The dissertation is also the starting point for your career after graduate school.
There is so much good advice dissertation-writing done out there on the web already, or contained in books you can have downloaded or overnighted by Amazon; it hardly makes sense to mention how getting up and writing 20 minutes every morning can make all the difference, or how it's important to understand your own writing process and motivations, or why you should conceive of the dissertation, from the start, as a publishable product (a series of journal articles, or an 80,000 word book, depending on your field).
So I thought I'd offer two small pieces of advice, as one PhD to another very-nearly-one. They're two things I'd go back in time and tell my own self if I could, one near the very end of the process, and right at the start.
If you're near end, and it's starting to seem like an intolerable slog-that is to say, you're really beginning to doubt you'll be able to see this through-then there's only one thing you need to hear: go find someone who knows how to knock the rest of this project down to size and walk you through the final steps.
The letter "D" in your case has to stand for Don't be proud--or Don't hesitate to reach out for help.
The process fails many people at exactly the point you've reached. Profs are excited to move on to grads who are just getting started. Almost no departments have staff in place to help grads who are dissertating. You're at the point where many people most need hands-on mentorship, but where everyone wants you to pretend you know exactly what you're doing from here on out.
So you're going to have to be insistent and creative. Start with your committee members-tell them one by one you know you can finish but right now you don't see the game plan. Ask them for concrete guidance as to what each next step should look like. Ask them if there's a way you can pull back on the scope of the diss-perhaps defer one part of the analysis until after you've finished, then make that the subject of your first post-dissertation journal article?
If none of your committee members is able to help you see a clear path to the finish line, then move on. Go to profs who aren't on your committee but who you know take mentoring seriously. Consider whether there's a secretary in your department who quietly helps nudge dissertators to the finish line. (The woman behind the Turabian system of citation was herself a secretary at the University of Chicago-you've got to wonder how many grads she helped across the three decades she worked there.)
Or seek out grads who have recently finished. Or grads who are also writing now, and whose working style you appreciate; find out if they'd be interested in buddying up.
And if none of this helps-or if you'd just rather start with a different option to begin with--start exploring the many links you'll find right here on this site. Some academic editing services offer far more than editing. Some will read your roughest chapter drafts and help you figure out how to whip them into shape. Some even offer coaching services for dissertators.
You may not love the idea of paying for support you expected your department to provide-but then again sometimes an objective outsider who understands the process can make all the difference in the world. (Good luck, and May the force be with you!)

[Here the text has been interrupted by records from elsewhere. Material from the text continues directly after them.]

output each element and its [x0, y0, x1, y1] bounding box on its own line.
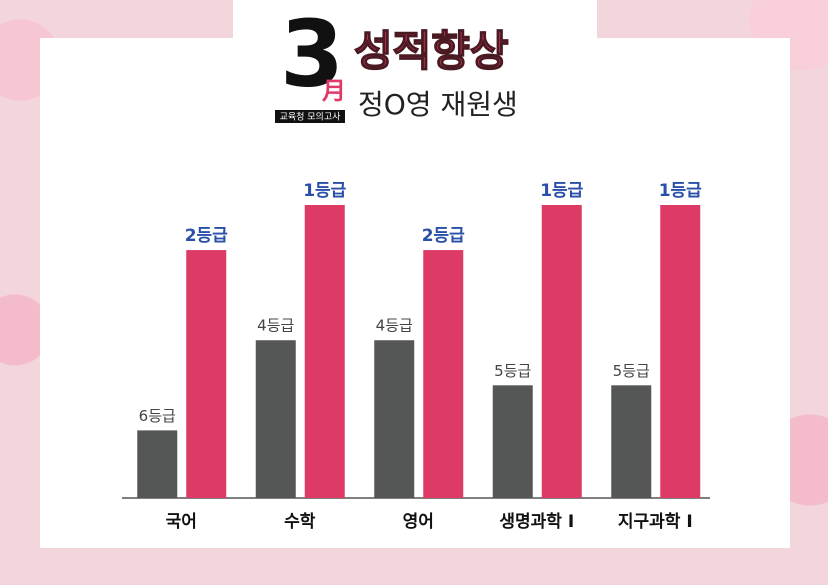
value-label: 5등급	[494, 362, 531, 380]
bar	[137, 430, 178, 498]
month-char: 月	[321, 77, 346, 105]
x-tick-label: 지구과학 I	[618, 512, 693, 532]
month: 3	[280, 0, 344, 107]
bar	[541, 205, 582, 498]
value-label: 5등급	[613, 362, 650, 380]
bar	[304, 205, 345, 498]
bar	[255, 340, 296, 498]
bar	[374, 340, 415, 498]
value-label: 1등급	[303, 181, 346, 201]
value-label: 4등급	[376, 317, 413, 335]
bar	[611, 385, 652, 498]
value-label: 1등급	[659, 181, 702, 201]
x-tick-label: 국어	[166, 512, 197, 532]
bar	[423, 250, 464, 498]
subtitle: 정O영 재원생	[358, 88, 518, 121]
title: 성적향상	[354, 27, 509, 76]
bar	[186, 250, 227, 498]
value-label: 6등급	[139, 407, 176, 425]
value-label: 1등급	[540, 181, 583, 201]
panel-top	[233, 0, 597, 40]
value-label: 4등급	[257, 317, 294, 335]
x-tick-label: 수학	[284, 512, 316, 532]
badge-bg	[275, 110, 345, 123]
value-label: 2등급	[422, 226, 465, 246]
badge: 교육청 모의고사	[280, 112, 342, 123]
bar	[660, 205, 701, 498]
x-tick-label: 생명과학 I	[499, 512, 574, 532]
value-label: 2등급	[185, 226, 228, 246]
x-tick-label: 영어	[403, 512, 434, 532]
bar	[492, 385, 533, 498]
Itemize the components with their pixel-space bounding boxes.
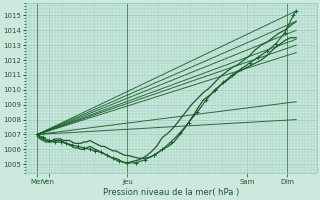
X-axis label: Pression niveau de la mer( hPa ): Pression niveau de la mer( hPa ) (103, 188, 239, 197)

If, on the other hand, you're just starting out, just beginning to shape a topic or write the dissertation proposal, then there's one very crucial thing you need to do now that few people are willing to suggest. That is: think very honestly about your MO as a graduate student, and shape your proposal proactively to counter the ways you tend to get bogged down.
For instance, are you that grad who's always reaching for big and bold ideas, projects that could have an impact your field-but also someone who spent all your vacations and summers of graduate school struggling to finish incompletes? Then this is the moment to get real and consider how hard it is to reconfigure a dissertation once it's out of control.

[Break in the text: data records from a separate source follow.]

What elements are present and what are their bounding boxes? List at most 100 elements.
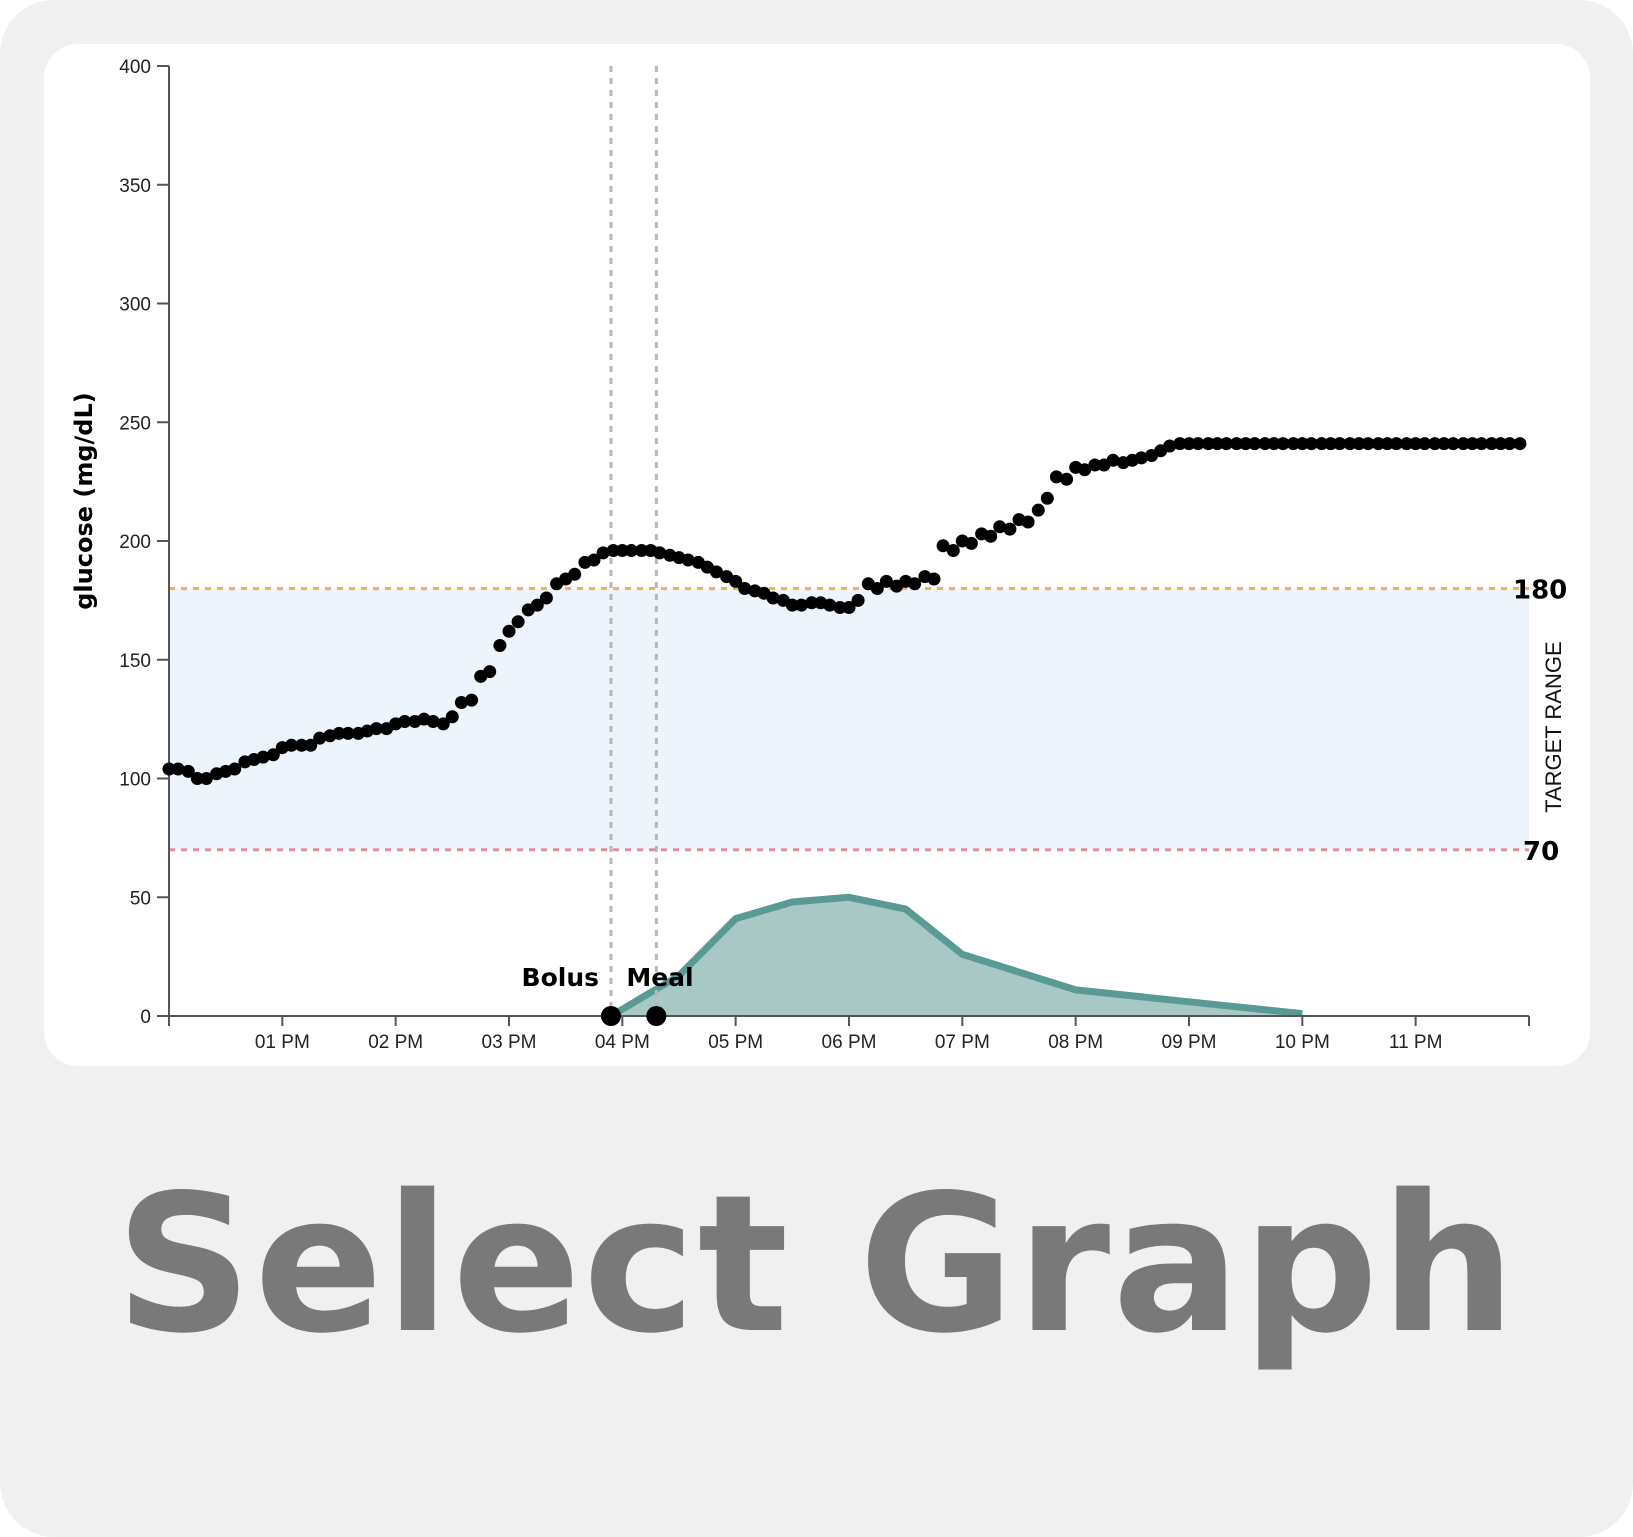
glucose-point (530, 598, 544, 612)
glucose-point (1418, 437, 1432, 451)
x-tick-label: 06 PM (822, 1032, 877, 1053)
glucose-point (993, 520, 1007, 534)
glucose-point (171, 762, 185, 776)
glucose-chart: 180 70 TARGET RANGE 0 50 100 150 200 250 300 350 40… (70, 57, 1567, 1053)
glucose-point (805, 596, 819, 610)
glucose-point (454, 696, 468, 709)
glucose-point (1106, 453, 1120, 467)
meal-event-dot (646, 1006, 667, 1026)
x-tick-label: 03 PM (482, 1032, 537, 1053)
glucose-point (465, 693, 479, 707)
glucose-point (295, 738, 309, 752)
glucose-point (1173, 437, 1187, 451)
x-tick-label: 09 PM (1162, 1032, 1217, 1053)
glucose-point (851, 593, 865, 607)
glucose-point (624, 544, 638, 557)
glucose-point (879, 574, 893, 588)
glucose-point (1400, 437, 1414, 451)
x-tick-label: 02 PM (368, 1032, 423, 1053)
glucose-point (426, 715, 440, 728)
glucose-point (1248, 437, 1262, 451)
x-tick-label: 10 PM (1275, 1032, 1330, 1053)
y-tick-label: 100 (119, 770, 151, 791)
glucose-point (1021, 515, 1035, 529)
glucose-point (615, 544, 629, 557)
glucose-point (568, 567, 582, 581)
glucose-point (1389, 437, 1403, 451)
glucose-point (502, 624, 516, 638)
activity-line (609, 893, 1303, 1020)
glucose-point (1230, 437, 1244, 451)
glucose-point (709, 565, 723, 579)
y-tick-label: 50 (130, 888, 151, 909)
glucose-point (1258, 437, 1272, 451)
x-tick-label: 08 PM (1048, 1032, 1103, 1053)
glucose-point (1088, 458, 1102, 472)
x-tick-label: 05 PM (708, 1032, 763, 1053)
x-tick-label: 01 PM (255, 1032, 310, 1053)
bolus-event-dot (601, 1006, 621, 1026)
glucose-point (766, 591, 780, 605)
glucose-point (606, 544, 620, 557)
glucose-point (1315, 437, 1329, 451)
glucose-point (1343, 437, 1357, 451)
tile-label: Select Graph (115, 1154, 1518, 1375)
glucose-point (785, 598, 799, 612)
bolus-label: Bolus (522, 963, 599, 992)
glucose-point (1267, 437, 1281, 451)
glucose-point (984, 529, 998, 543)
glucose-point (398, 715, 412, 728)
glucose-point (1513, 437, 1527, 451)
glucose-point (1049, 470, 1063, 484)
glucose-point (228, 762, 242, 776)
glucose-point (833, 601, 847, 614)
glucose-point (1201, 437, 1215, 451)
glucose-point (908, 577, 922, 591)
glucose-point (1276, 437, 1290, 451)
glucose-point (1040, 491, 1054, 505)
low-threshold-label: 70 (1523, 837, 1559, 867)
glucose-point (587, 553, 601, 567)
glucose-point (1465, 437, 1479, 451)
glucose-point (181, 764, 195, 778)
y-tick-label: 250 (119, 413, 151, 434)
y-axis-label: glucose (mg/dL) (70, 392, 98, 610)
glucose-point (1219, 437, 1233, 451)
glucose-point (1352, 437, 1366, 451)
y-tick-label: 0 (140, 1007, 151, 1028)
glucose-point (1210, 437, 1224, 451)
glucose-point (1295, 437, 1309, 451)
glucose-point (1428, 437, 1442, 451)
glucose-point (964, 536, 978, 550)
y-tick-label: 150 (119, 651, 151, 672)
glucose-point (266, 748, 280, 762)
y-tick-label: 350 (119, 176, 151, 197)
glucose-point (870, 582, 884, 595)
glucose-point (936, 539, 950, 553)
glucose-point (1060, 472, 1074, 486)
glucose-point (539, 591, 553, 605)
activity-area (611, 897, 1303, 1016)
glucose-point (162, 762, 176, 776)
glucose-point (1304, 437, 1318, 451)
glucose-point (369, 722, 383, 736)
glucose-point (1371, 437, 1385, 451)
target-range-label: TARGET RANGE (1541, 641, 1566, 813)
target-range-band (169, 588, 1529, 850)
glucose-point (1494, 437, 1508, 451)
glucose-point (1239, 437, 1253, 451)
glucose-point (1031, 503, 1045, 517)
glucose-point (190, 772, 204, 785)
glucose-point (1182, 437, 1196, 451)
glucose-point (1380, 437, 1394, 451)
glucose-point (1474, 437, 1488, 451)
glucose-point (1409, 437, 1423, 451)
glucose-point (493, 639, 507, 652)
glucose-point (511, 615, 525, 629)
glucose-point (927, 572, 941, 586)
x-tick-label: 11 PM (1389, 1032, 1443, 1053)
glucose-point (1485, 437, 1499, 451)
glucose-point (332, 726, 346, 740)
high-threshold-label: 180 (1513, 576, 1567, 606)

Shape a topic that matters to you but is far less ambitious than you ever imagined you'd find adequate for your diss. Have no doubt-it will expand in the course of your work, and it will take more work than you ever imagined. But it will be doable, and doable is what counts most now. The most brilliant project in the world won't mean much if it winds up sitting in a drawer somewhere, unfinished.

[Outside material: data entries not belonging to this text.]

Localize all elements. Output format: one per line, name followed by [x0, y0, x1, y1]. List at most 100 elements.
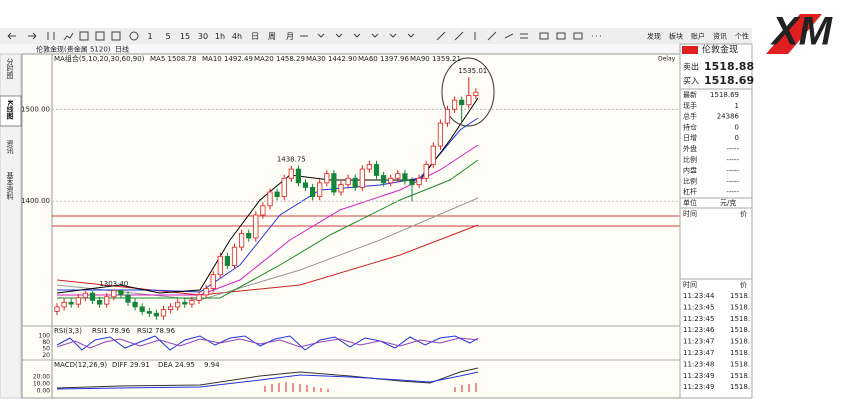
- menu-item[interactable]: 板块: [669, 32, 683, 41]
- field-label: 现手: [683, 101, 697, 110]
- sell-label: 卖出: [683, 62, 699, 72]
- trade-price: 1518.: [730, 372, 750, 380]
- period-button[interactable]: 日: [251, 32, 259, 41]
- field-value: 24386: [717, 113, 740, 121]
- period-button[interactable]: 周: [268, 32, 276, 41]
- candle-body: [82, 292, 88, 299]
- period-button[interactable]: 4h: [232, 32, 242, 41]
- quote-title: 伦敦金现: [702, 44, 738, 56]
- period-button[interactable]: 月: [286, 32, 294, 41]
- candle-body: [338, 184, 344, 193]
- candle-body: [75, 297, 81, 305]
- candle-body: [89, 292, 96, 301]
- candle-body: [238, 232, 245, 248]
- candle-body: [224, 255, 230, 266]
- trade-time: 11:23:45: [683, 315, 714, 323]
- rsi-line: [56, 337, 479, 349]
- period-button[interactable]: 30: [198, 32, 208, 41]
- candle-body: [139, 306, 145, 312]
- side-tabs: [0, 53, 22, 399]
- candle-body: [217, 255, 223, 276]
- side-tab[interactable]: 资讯: [6, 139, 14, 155]
- candle-body: [473, 91, 479, 96]
- field-value: 0: [735, 134, 739, 142]
- candle-body: [288, 168, 294, 179]
- candle-body: [437, 122, 444, 147]
- candle-body: [153, 312, 159, 317]
- field-label: 日增: [683, 133, 697, 142]
- side-tab[interactable]: K线图: [6, 100, 14, 121]
- candle-body: [281, 177, 287, 198]
- trade-price: 1518.: [730, 360, 750, 368]
- ma-value: MA20 1458.29: [254, 55, 305, 63]
- highlight-circle: [441, 57, 495, 127]
- macd-title: MACD(12,26,9): [54, 361, 107, 369]
- menu-item[interactable]: 账户: [691, 32, 705, 41]
- candle-body: [167, 306, 174, 311]
- unit-value: 元/克: [720, 199, 736, 207]
- period-button[interactable]: 15: [180, 32, 190, 41]
- delay-label: Delay: [658, 56, 676, 63]
- candle-body: [402, 173, 408, 182]
- menu-item[interactable]: 个性: [735, 32, 749, 41]
- field-value: 0: [735, 123, 739, 131]
- period-label: 日线: [115, 45, 129, 54]
- period-button[interactable]: 1h: [215, 32, 225, 41]
- candle-body: [189, 300, 195, 305]
- ma-value: MA5 1508.78: [150, 55, 196, 63]
- period-button[interactable]: 5: [165, 32, 170, 41]
- macd-tick: 10.00: [33, 381, 50, 388]
- ma-value: MA60 1397.96: [358, 55, 409, 63]
- candle-body: [317, 182, 323, 198]
- rsi-tick: 100: [39, 333, 51, 340]
- candle-body: [118, 289, 124, 296]
- high-label: 1535.01: [458, 67, 487, 75]
- indicator-name: MA组合(5,10,20,30,60,90): [54, 54, 145, 63]
- candle-body: [274, 191, 280, 198]
- candle-body: [182, 301, 188, 305]
- candle-body: [97, 300, 103, 305]
- candle-body: [196, 294, 202, 301]
- trade-price: 1518.: [730, 383, 750, 391]
- trade-price: 1518.: [730, 315, 750, 323]
- trade-price: 1518.: [730, 326, 750, 334]
- logo: XM: [770, 10, 834, 54]
- sell-price: 1518.88: [704, 60, 754, 73]
- trade-header: 时间: [683, 280, 697, 289]
- candle-body: [175, 301, 181, 308]
- macd-line: [56, 371, 479, 390]
- symbol-bar: [0, 44, 752, 54]
- field-label: 持仓: [683, 122, 697, 131]
- symbol-name: 伦敦金现(贵金属 5120): [36, 45, 111, 54]
- rsi-value: RSI2 78.96: [137, 327, 176, 335]
- trade-header: 时间: [683, 209, 697, 218]
- side-tab[interactable]: 分时图: [6, 57, 14, 80]
- candle-body: [132, 301, 138, 308]
- candle-body: [203, 288, 209, 296]
- rsi-tick: 50: [42, 346, 50, 353]
- y-tick-label: 1400.00: [21, 197, 50, 205]
- trade-price: 1518.: [730, 338, 750, 346]
- menu-item[interactable]: 资讯: [713, 32, 727, 41]
- field-value: -----: [726, 156, 739, 164]
- toolbar-icons: [7, 31, 601, 41]
- trade-header: 价: [740, 281, 747, 289]
- field-label: 比例: [683, 155, 697, 164]
- candle-body: [61, 301, 67, 308]
- trade-time: 11:23:48: [683, 360, 714, 368]
- candle-body: [160, 309, 167, 317]
- buy-label: 买入: [683, 77, 699, 86]
- menu-item[interactable]: 发现: [647, 32, 661, 41]
- candle-body: [146, 311, 152, 314]
- buy-price: 1518.69: [704, 74, 754, 87]
- trade-time: 11:23:46: [683, 326, 715, 334]
- side-tab[interactable]: 基本资料: [6, 171, 14, 201]
- trade-time: 11:23:44: [683, 292, 715, 300]
- rsi-tick: 80: [42, 339, 50, 346]
- candle-body: [373, 164, 380, 176]
- field-label: 最新: [683, 90, 697, 99]
- trade-header: 价: [740, 210, 747, 218]
- candle-body: [395, 173, 401, 179]
- period-button[interactable]: 1: [147, 32, 152, 41]
- candle-body: [309, 187, 316, 198]
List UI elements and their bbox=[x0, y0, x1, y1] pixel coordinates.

Or maybe, just the opposite, you're the kind of grad who has always played it safe? Churned out research papers that never strayed far into new territory, but were practical and fairly painless to complete?
Let me just say: your caution is a beautiful thing. It makes you someone who is likely to get the dissertation done-not to mention someone who is likely to start publishing soon after you move on.
But now is a good time to remember that your dissertation research will be your calling card. If you play it too safe, you may well find it hard to get anyone excited about your work. You may find it hard to get yourself excited too-and when you're nearing the end of the process, you may well need to be able to remember something about this project that excited you in the beginning.
No one's saying that now is the time to reach for the moon and the stars. But please do make sure there's one component to your project that takes a little risk, lets you ask a question you're pretty sure you don't know the answer to. Don't just see this as a chance to get a dissertation done-try to see it as a chance to grow as a scholar; to tackle at least one little problem it will be cool to talk about at your job interviews; to write something you can believe in.